The Minister of Nicaragua to the Secretary of State.
Washington, May 25, 1914.
Mr. Secretary of State: Through the “Diario de El Salvador” the Government of Nicaragua has learned of the reply that your excellency made, in a note of the 18th of last February, to the protest [Page 958] of the Government of Salvador against the concession in the Gulf of Fonseca made by Nicaragua to the United States, and of the rejoinder made to that note by the Minister of Salvador at Washington, in which rejoinder it is held that the Gulf of Fonseca is not a territorial bay whose waters are comprised within the jurisdiction of the bordering States, and that there exists no convention or agreement terminating the joint and undivided dominion over that bay.

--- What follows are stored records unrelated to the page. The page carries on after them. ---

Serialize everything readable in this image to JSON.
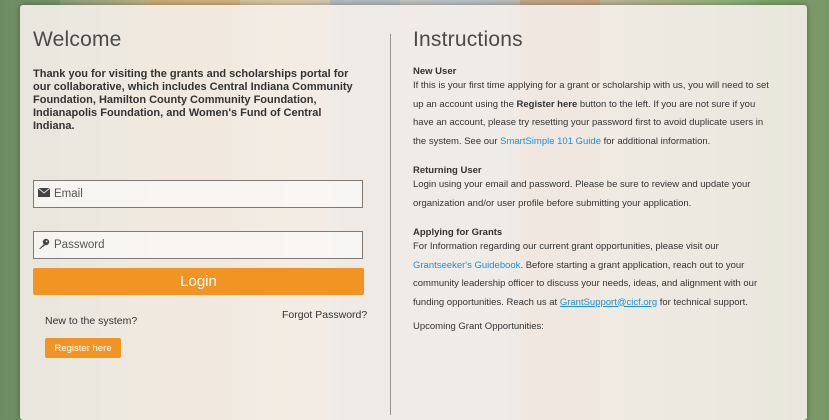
{
  "welcome": {
    "title": "Welcome",
    "intro": "Thank you for visiting the grants and scholarships portal for our collaborative, which includes Central Indiana Community Foundation, Hamilton County Community Foundation, Indianapolis Foundation, and Women's Fund of Central Indiana.",
    "email_placeholder": "Email",
    "password_placeholder": "Password",
    "login_label": "Login",
    "new_to_system": "New to the system?",
    "forgot_password": "Forgot Password?",
    "register_label": "Register here"
  },
  "instructions": {
    "title": "Instructions",
    "new_user": {
      "heading": "New User",
      "text_1": "If this is your first time applying for a grant or scholarship with us, you will need to set up an account using the ",
      "bold": "Register here",
      "text_2": " button to the left. If you are not sure if you have an account, please try resetting your password first to avoid duplicate users in the system. See our ",
      "link": "SmartSimple 101 Guide",
      "text_3": " for additional information."
    },
    "returning_user": {
      "heading": "Returning User",
      "text": "Login using your email and password. Please be sure to review and update your organization and/or user profile before submitting your application."
    },
    "applying": {
      "heading": "Applying for Grants",
      "text_1": "For Information regarding our current grant opportunities, please visit our ",
      "link": "Grantseeker's Guidebook",
      "text_2": ". Before starting a grant application, reach out to your community leadership officer to discuss your needs, ideas, and alignment with our funding opportunities. Reach us at ",
      "email": "GrantSupport@cicf.org",
      "text_3": " for technical support."
    },
    "upcoming": "Upcoming Grant Opportunities:"
  },
  "colors": {
    "accent": "#f29423",
    "link": "#1a8fd8"
  },
  "icons": {
    "email": "envelope-icon",
    "password": "key-icon"
  }
}
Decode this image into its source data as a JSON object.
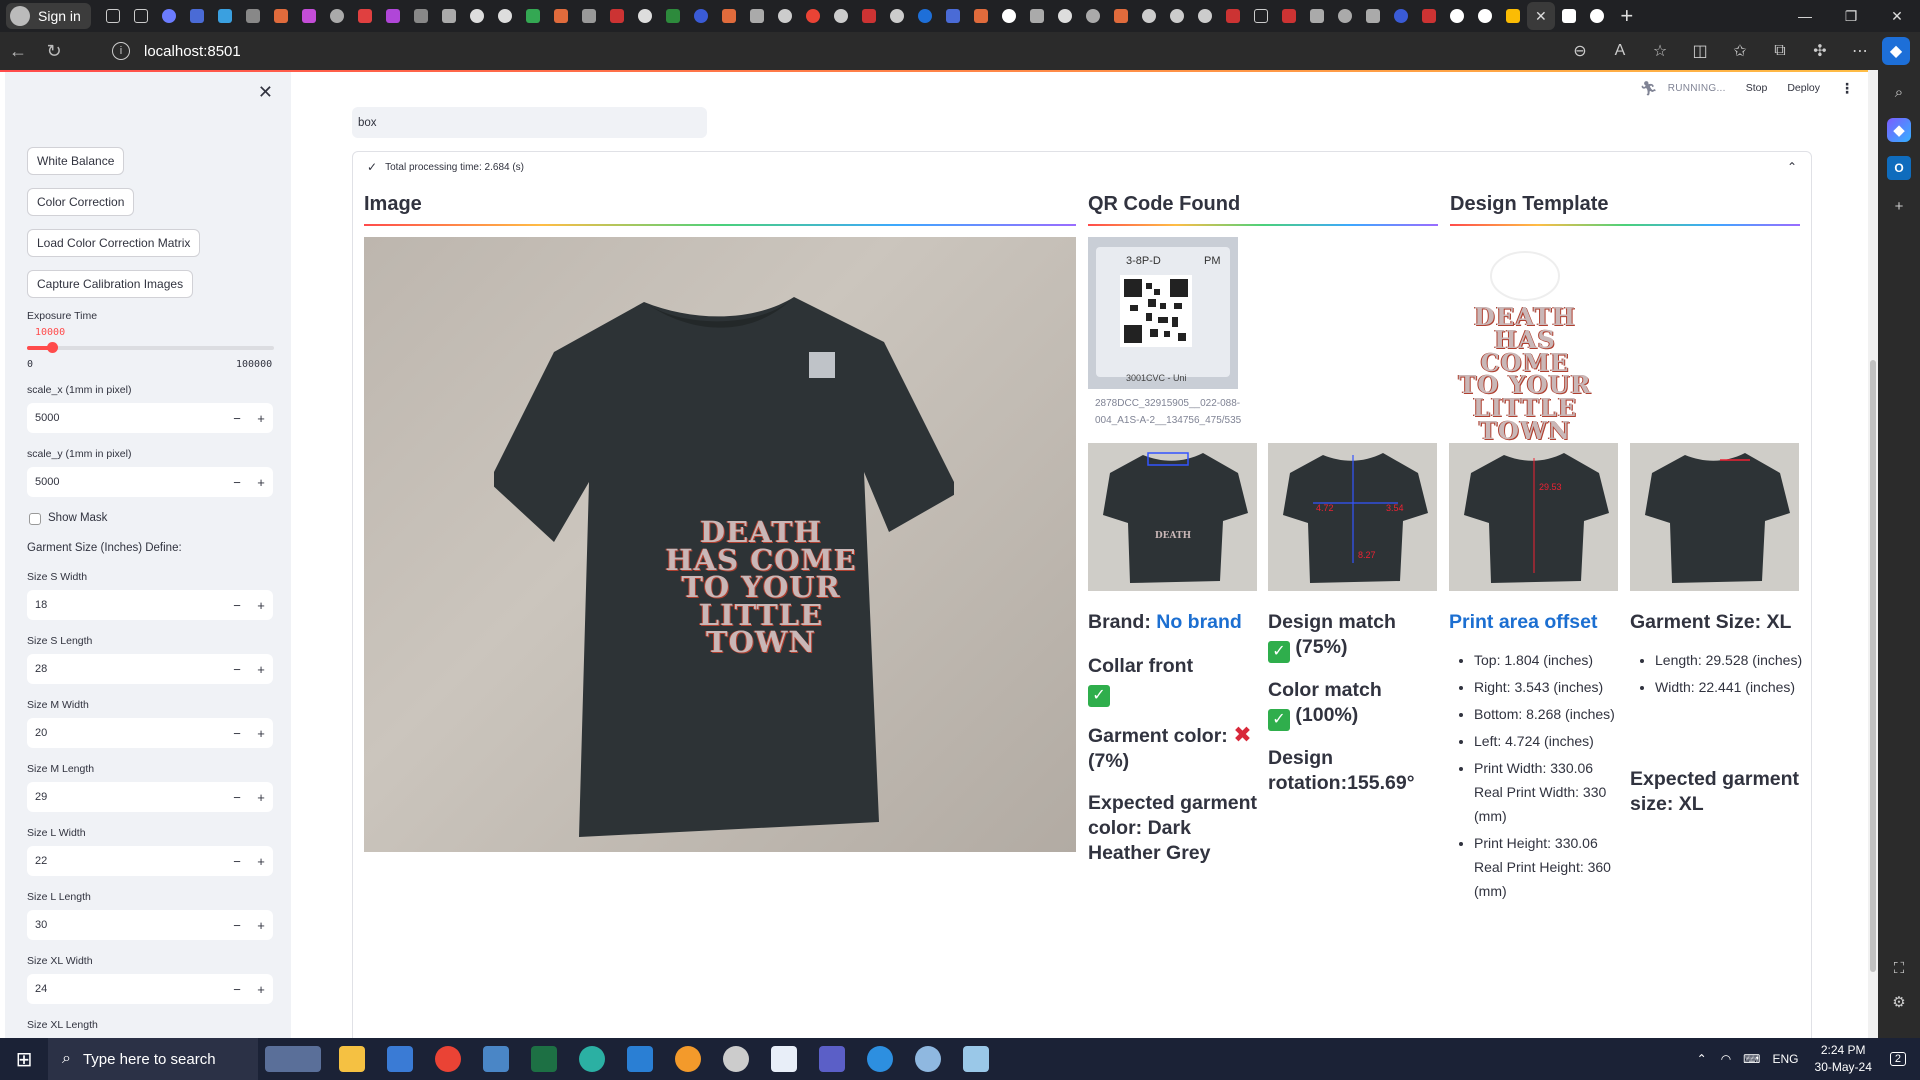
{
  "browser": {
    "sign_in": "Sign in",
    "url": "localhost:8501",
    "new_tab": "+"
  },
  "app": {
    "status": "RUNNING...",
    "stop": "Stop",
    "deploy": "Deploy",
    "search_value": "box",
    "processing_time": "Total processing time: 2.684 (s)"
  },
  "sidebar": {
    "buttons": [
      "White Balance",
      "Color Correction",
      "Load Color Correction Matrix",
      "Capture Calibration Images"
    ],
    "exposure_label": "Exposure Time",
    "exposure_value": "10000",
    "exposure_min": "0",
    "exposure_max": "100000",
    "exposure_fraction": 0.1,
    "scale_x_label": "scale_x (1mm in pixel)",
    "scale_x_value": "5000",
    "scale_y_label": "scale_y (1mm in pixel)",
    "scale_y_value": "5000",
    "show_mask": "Show Mask",
    "garment_section": "Garment Size (Inches) Define:",
    "sizes": [
      {
        "label": "Size S Width",
        "value": "18"
      },
      {
        "label": "Size S Length",
        "value": "28"
      },
      {
        "label": "Size M Width",
        "value": "20"
      },
      {
        "label": "Size M Length",
        "value": "29"
      },
      {
        "label": "Size L Width",
        "value": "22"
      },
      {
        "label": "Size L Length",
        "value": "30"
      },
      {
        "label": "Size XL Width",
        "value": "24"
      }
    ],
    "size_xl_length_label": "Size XL Length"
  },
  "columns": {
    "image": "Image",
    "qr": "QR Code Found",
    "template": "Design Template"
  },
  "qr_caption": "2878DCC_32915905__022-088-004_A1S-A-2__134756_475/535",
  "qr_text_top": "3-8P-D",
  "qr_text_pm": "PM",
  "qr_text_bottom": "3001CVC - Uni",
  "print_lines": [
    "DEATH",
    "HAS COME",
    "TO YOUR",
    "LITTLE TOWN"
  ],
  "thumb_labels": {
    "t2_a": "4.72",
    "t2_b": "3.54",
    "t2_c": "8.27",
    "t3_a": "29.53"
  },
  "results": {
    "brand_label": "Brand:",
    "brand_value": "No brand",
    "collar": "Collar front",
    "garment_color": "Garment color:",
    "garment_color_pct": "(7%)",
    "expected_color": "Expected garment color: Dark Heather Grey",
    "design_match": "Design match",
    "design_match_pct": "(75%)",
    "color_match": "Color match",
    "color_match_pct": "(100%)",
    "design_rotation": "Design rotation:155.69°",
    "print_offset_title": "Print area offset",
    "offsets": [
      "Top: 1.804 (inches)",
      "Right: 3.543 (inches)",
      "Bottom: 8.268 (inches)",
      "Left: 4.724 (inches)",
      "Print Width: 330.06 Real Print Width: 330 (mm)",
      "Print Height: 330.06 Real Print Height: 360 (mm)"
    ],
    "garment_size_title": "Garment Size: XL",
    "garment_dims": [
      "Length: 29.528 (inches)",
      "Width: 22.441 (inches)"
    ],
    "expected_size": "Expected garment size: XL"
  },
  "taskbar": {
    "search": "Type here to search",
    "lang": "ENG",
    "time": "2:24 PM",
    "date": "30-May-24",
    "notif": "2"
  }
}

In order to disprove such allegations and to establish the exclusive right of Nicaragua to that part of the Bay of Fonseca that is within its territorial jurisdiction, I have received special instructions from my Government to bring to your excellency’s notice the existence of a document a copy of which I beg leave to enclose and which is the protocol signed by the Boundary Commission of Nicaragua and Honduras and has probative force in boundary questions between the two Republics, which force springs from section 1 of Article II of the Gámez-Bonilla Treaty of 1894.
The exclusive rights 6f Nicaragua to the waters under consideration were defined by the demarkation of the boundary line between Nicaragua and Honduras effected in 1900–1904 by virtue of the aforesaid Gámez-Bonilla Treaty, which line was run from the center of the Bay of Fonseca to the Totecacinte Gap in the Dipilto Range.
The said demarkation is recorded in eight journals signed at San Marcos de Colón, Republic of Honduras, by the said Honduro-Nicaraguan Boundary Commission created by Article I of the said treaty. The agreement of Nicaragua and Honduras as to the partition of the waters of the bay is shown in the second of the eight journals above referred to.
I beg leave to enclose, together with the said instrument, a copy of the map of the Bay of Fonseca, showing the course of the dividing line.
These documents afford superabundant evidence of the fact that since 1900 Nicaragua does not hold the waters of the Bay of Fonseca in joint and undivided dominion with the Republics of Salvador and Honduras, and that therefore the negotiations now pending between the United States and Nicaragua in regard to the said Bay of Fonseca bear on that which clearly and evidently comes within Nicaragua’s dominion.
Before closing this note I must say to your excellency that in granting the naval station in the Gulf of Fonseca to the United States Nicaragua is fully conscious of the rights it holds over those waters in the part adjoining the Nicaraguan coast, and that if its dominion over those waters can no longer be questioned by Honduras—a bordering nation—much less can it be questioned by one that is not adjoining.